Please don’t stop reading because you are not a garden-person. I myself am no garden fanatic; I can appreciate a beautiful garden, a majestic piece of design, a skilled pair of secateurs, but I have two black thumbs and have never successfully grown anything. But the Gardens of Ninfa is one of those places that makes everyone swoon, garden-fancier or not.
Imagine back to those days when one family owned a whole town – the Caetani owned Ninfa. Actually go back further to when the Romans were setting up towns all over the place. Ninfa was one of these towns developing through the centuries to have impressive towers and walls and houses aplenty. And then came politics and fighting in the 12th century, and malaria in the 16th century. Those who didn’t die from the infection (or the usual intercity fighting with neighboring towns) abandoned Ninfa and it began to crumble.

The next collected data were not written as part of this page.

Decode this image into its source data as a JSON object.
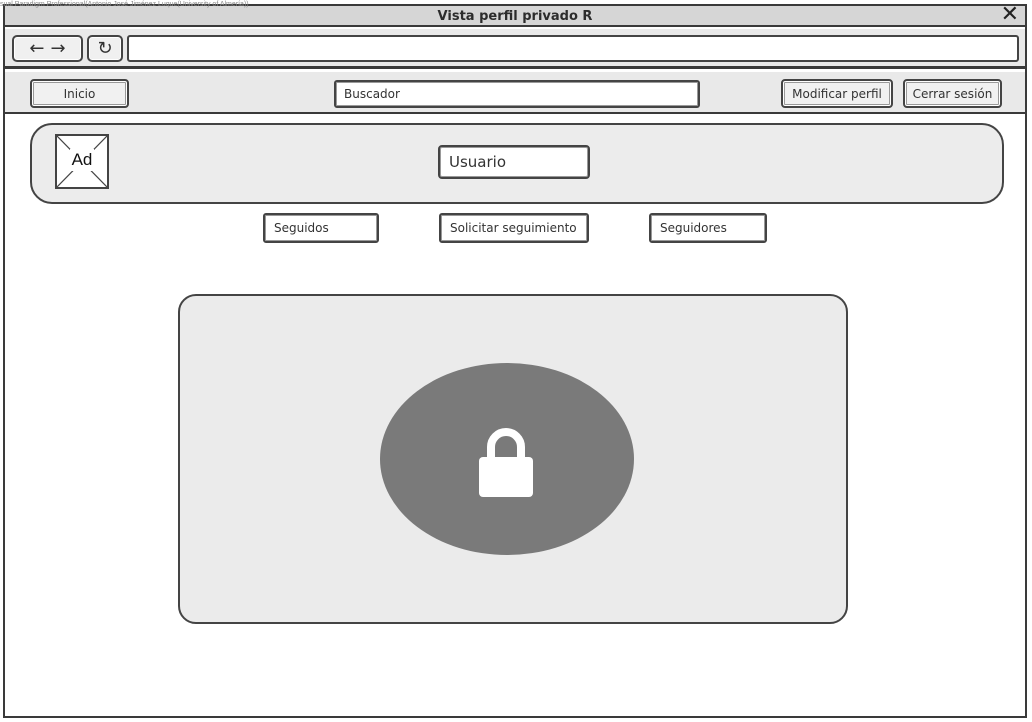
{
  "watermark": "sual Paradigm Professional(Antonio José Jiménez Luque(University of Almería))",
  "window": {
    "title": "Vista perfil privado R",
    "close_glyph": "✕"
  },
  "browser": {
    "back_glyph": "←",
    "forward_glyph": "→",
    "refresh_glyph": "↻",
    "url": ""
  },
  "appbar": {
    "home_label": "Inicio",
    "search_text": "Buscador",
    "edit_profile_label": "Modificar perfil",
    "logout_label": "Cerrar sesión"
  },
  "profile": {
    "image_placeholder": "Ad",
    "username": "Usuario"
  },
  "actions": {
    "following_label": "Seguidos",
    "request_follow_label": "Solicitar seguimiento",
    "followers_label": "Seguidores"
  },
  "private_panel": {
    "icon": "lock-icon",
    "oval_color": "#7a7a7a",
    "panel_color": "#ebebeb"
  }
}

By the early 20th century Ninfa was a series of ruins on the estate of the Caetani family. The last member of the family left it to a foundation to be developed as a garden and since 1905 talented folk with very green thumbs have been doing just that. This is a romantic, dreamy place. Plants wind up and through the ruins in a seemingly random way as nature reclaims buildings and walls. But in actual fact, there is a careful eye kept on all the plants to make sure they don’t get so big they take over and cause the ruins to collapse any further. The ruined town is just as important in this garden as the plants are. It’s a unique place; simply stunning.
English garden expert Monty Don names Ninfa as his favorite garden in the world and he’s seen a few in his travels. Ninfa is about 40 miles (65km) south-east of Rome and is easiest visited by car or tour, especially as the opening hours are very limited – usually only a few weekend days from April through October. More information and tickets can be obtained at Palazzo Caetani in Rome (via Botteghe Oscure 32).